Jail for Navalny, agency urges
Prison service says Putin critic breached suspended sentence
MOSCOW — Russia’s prison service has asked a Moscow court to put Kremlin critic Alexei Navalny behind bars for breaching the terms of his suspended sentence and probation.
Navalny, who is convalescing in Germany from an August poisoning with a nerve agent that he has blamed on the Kremlin, alleged Tuesday that Russian President Vladimir Putin was behind the new legal motion.
“Putin is so mad at me for surviving his poisoning that he ordered the Federal Penitentiary Service to replace my suspended sentence with a real one,” Navalny tweeted.
The Kremlin has denied a role in the opposition leader’s poisoning.

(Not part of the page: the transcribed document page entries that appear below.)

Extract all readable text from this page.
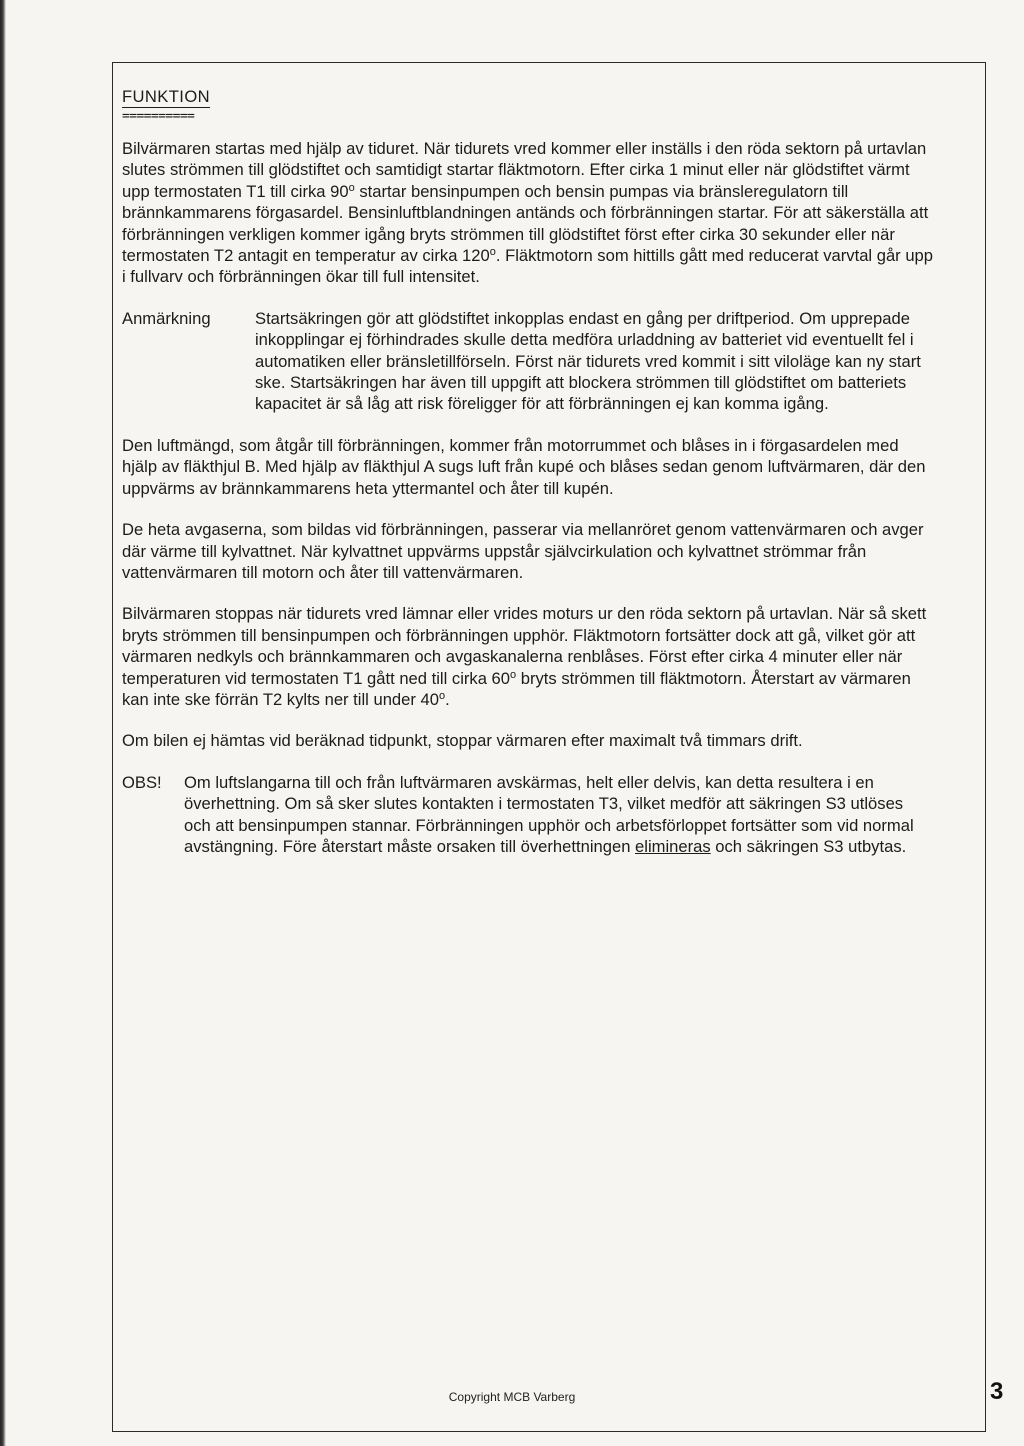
FUNKTION
==========

Bilvärmaren startas med hjälp av tiduret. När tidurets vred kommer eller inställs i den röda sektorn på urtavlan slutes strömmen till glödstiftet och samtidigt startar fläktmotorn. Efter cirka 1 minut eller när glödstiftet värmt upp termostaten T1 till cirka 90$^o$ startar bensinpumpen och bensin pumpas via bränsleregulatorn till brännkammarens förgasardel. Bensinluftblandningen antänds och förbränningen startar. För att säkerställa att förbränningen verkligen kommer igång bryts strömmen till glödstiftet först efter cirka 30 sekunder eller när termostaten T2 antagit en temperatur av cirka 120$^o$. Fläktmotorn som hittills gått med reducerat varvtal går upp i fullvarv och förbränningen ökar till full intensitet.

Anmärkning	Startsäkringen gör att glödstiftet inkopplas endast en gång per driftperiod. Om upprepade inkopplingar ej förhindrades skulle detta medföra urladdning av batteriet vid eventuellt fel i automatiken eller bränsletillförseln. Först när tidurets vred kommit i sitt viloläge kan ny start ske. Startsäkringen har även till uppgift att blockera strömmen till glödstiftet om batteriets kapacitet är så låg att risk föreligger för att förbränningen ej kan komma igång.

Den luftmängd, som åtgår till förbränningen, kommer från motorrummet och blåses in i förgasardelen med hjälp av fläkthjul B. Med hjälp av fläkthjul A sugs luft från kupé och blåses sedan genom luftvärmaren, där den uppvärms av brännkammarens heta yttermantel och åter till kupén.

De heta avgaserna, som bildas vid förbränningen, passerar via mellanröret genom vattenvärmaren och avger där värme till kylvattnet. När kylvattnet uppvärms uppstår självcirkulation och kylvattnet strömmar från vattenvärmaren till motorn och åter till vattenvärmaren.

Bilvärmaren stoppas när tidurets vred lämnar eller vrides moturs ur den röda sektorn på urtavlan. När så skett bryts strömmen till bensinpumpen och förbränningen upphör. Fläktmotorn fortsätter dock att gå, vilket gör att värmaren nedkyls och brännkammaren och avgaskanalerna renblåses. Först efter cirka 4 minuter eller när temperaturen vid termostaten T1 gått ned till cirka 60$^o$ bryts strömmen till fläktmotorn. Återstart av värmaren kan inte ske förrän T2 kylts ner till under 40$^o$.

Om bilen ej hämtas vid beräknad tidpunkt, stoppar värmaren efter maximalt två timmars drift.

OBS!	Om luftslangarna till och från luftvärmaren avskärmas, helt eller delvis, kan detta resultera i en överhettning. Om så sker slutes kontakten i termostaten T3, vilket medför att säkringen S3 utlöses och att bensinpumpen stannar. Förbränningen upphör och arbetsförloppet fortsätter som vid normal avstängning. Före återstart måste orsaken till överhettningen elimineras och säkringen S3 utbytas.
Copyright MCB Varberg	3
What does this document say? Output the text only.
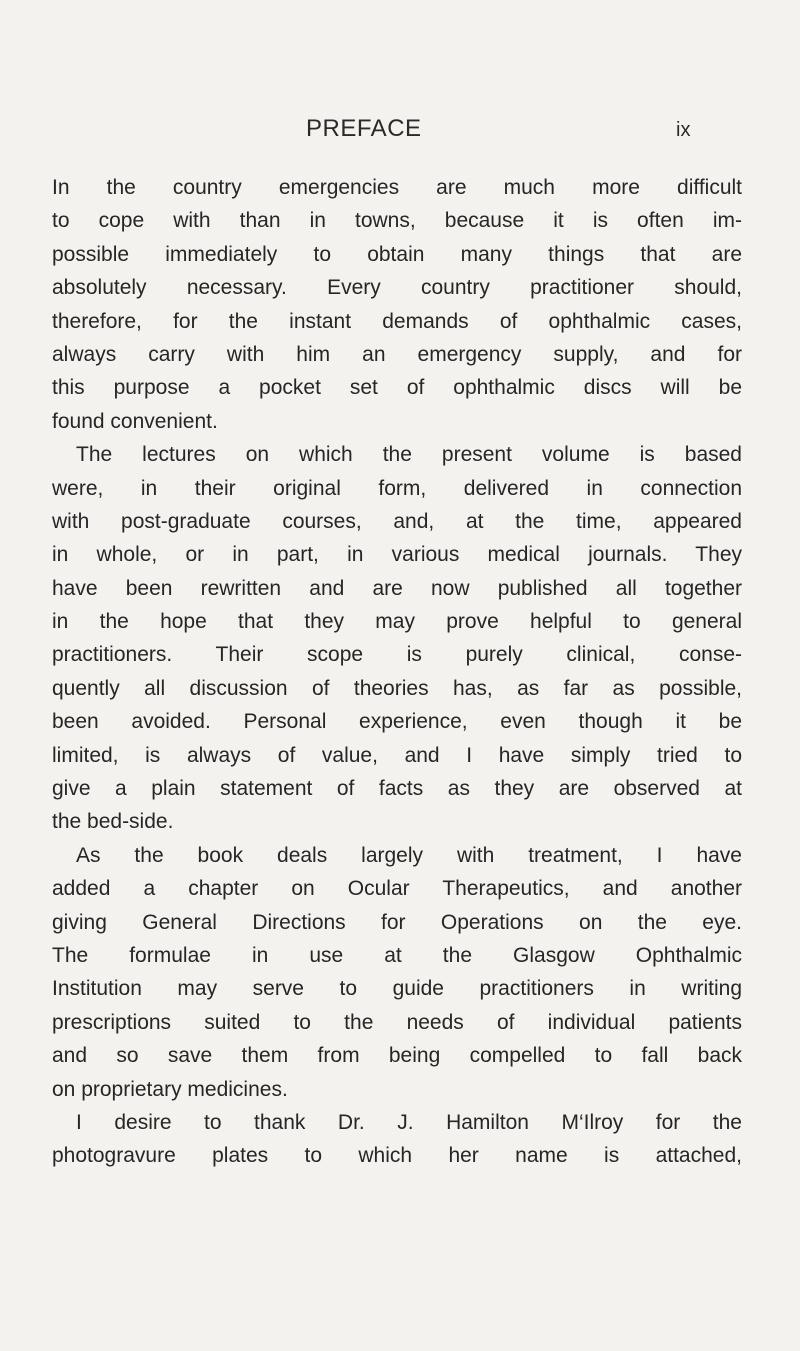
PREFACE	ix
In the country emergencies are much more difficult
to cope with than in towns, because it is often im-
possible immediately to obtain many things that are
absolutely necessary. Every country practitioner should,
therefore, for the instant demands of ophthalmic cases,
always carry with him an emergency supply, and for
this purpose a pocket set of ophthalmic discs will be
found convenient.
The lectures on which the present volume is based
were, in their original form, delivered in connection
with post-graduate courses, and, at the time, appeared
in whole, or in part, in various medical journals. They
have been rewritten and are now published all together
in the hope that they may prove helpful to general
practitioners. Their scope is purely clinical, conse-
quently all discussion of theories has, as far as possible,
been avoided. Personal experience, even though it be
limited, is always of value, and I have simply tried to
give a plain statement of facts as they are observed at
the bed-side.
As the book deals largely with treatment, I have
added a chapter on Ocular Therapeutics, and another
giving General Directions for Operations on the eye.
The formulae in use at the Glasgow Ophthalmic
Institution may serve to guide practitioners in writing
prescriptions suited to the needs of individual patients
and so save them from being compelled to fall back
on proprietary medicines.
I desire to thank Dr. J. Hamilton M‘Ilroy for the
photogravure plates to which her name is attached,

There was no comment from the Russian government on the appeal posted on the prison service’s website.
At the end of December, the Federal Penitentiary Service demanded that Navalny report to its office in line with the terms of a suspended sentence he received for a 2014 conviction on charges of embezzlement and money laundering that he rejected as politically motivated. The service warned that he faced prison time if he failed to appear.
Navalny said his suspended sentence ended on Dec. 30. He also noted the European Court for Human Rights had ruled that his 2014 conviction was unlawful.
Navalny fell into a coma while aboard a domestic flight from Siberia to Moscow on Aug. 20. He was transferred from a hospital in Siberia to a Berlin hospital two days later.
Labs in Germany, France and Sweden, and tests by the Organization for the Prohibition of Chemical Weapons, established that he was exposed to a Soviet-era Novichok nerve agent.
Russian authorities said that doctors who treated Navalny in Siberia before he was airlifted to Germany found no trace of poison.